Bottando shrugged. ‘That depends on whether you want a job next month,’ he said reasonably.

A good argument. ‘Oh, all right. If I must.’

‘You mustn’t think of it like that,’ Bottando told her reassuringly. ‘It’s a wonderful opportunity. You have to do nothing at all, and will gain the thanks of three of the most powerful ministers in the government for not doing it. As will the department, of course, which is more important at the moment. Could be crucial in fact, if we get the timing right. Consider it as more of a paid holiday. You can trot up tomorrow, spend a day and be back home by Tuesday evening. Besides, Venice, I remember, is particularly beautiful at this time of year.’

‘That’s not the point,’ she protested. Really, the man’s willingness to ignore facts to suit himself was extraordinary. He knew very well she’d been planning to go to Sicily. Venice, however adorable, was not at all what she had in mind. But he paid no attention.

‘You will have to put in an appearance with the police up there, but you can make it clear that you have no intention of interfering at all with their investigation,’ he went on, becoming all business-like now he knew he’d won. He normally did, but Flavia was sometimes wayward over the matter of obeying orders.

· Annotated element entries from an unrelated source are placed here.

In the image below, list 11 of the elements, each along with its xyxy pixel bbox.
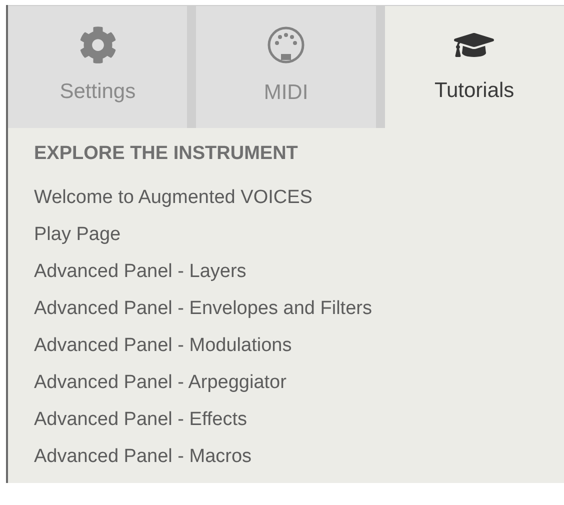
tutorial-link[interactable]: Advanced Panel - Modulations xyxy=(34,326,292,364)
tutorial-link[interactable]: Advanced Panel - Layers xyxy=(34,252,246,290)
tutorial-link[interactable]: Advanced Panel - Envelopes and Filters xyxy=(34,290,372,326)
tutorial-link[interactable]: Advanced Panel - Effects xyxy=(34,400,247,438)
gear-icon xyxy=(78,26,117,64)
tutorial-link[interactable]: Advanced Panel - Arpeggiator xyxy=(34,364,286,400)
midi-connector-icon xyxy=(266,25,306,66)
tutorial-link[interactable]: Advanced Panel - Macros xyxy=(34,438,252,474)
section-heading: EXPLORE THE INSTRUMENT xyxy=(34,142,299,166)
tutorial-link[interactable]: Play Page xyxy=(34,216,121,252)
tutorial-link[interactable]: Welcome to Augmented VOICES xyxy=(34,178,312,216)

‘All you have to do is hang around, work on your expense account, then knock out a perfectly harmless report in which you sound brilliant and penetrating but exonerate everyone for not arresting the murderer while also making it clear that you have established that it is not a matter for our department. Standard sort of thing. That should do the trick nicely.’

She sighed more openly so he would realise the sacrifice she was making for the public good. A nice man, an amiable soul, but a bit of a bulldozer in many ways. She knew him well enough to know a fight was pointless. She was going to Venice, and that was settled.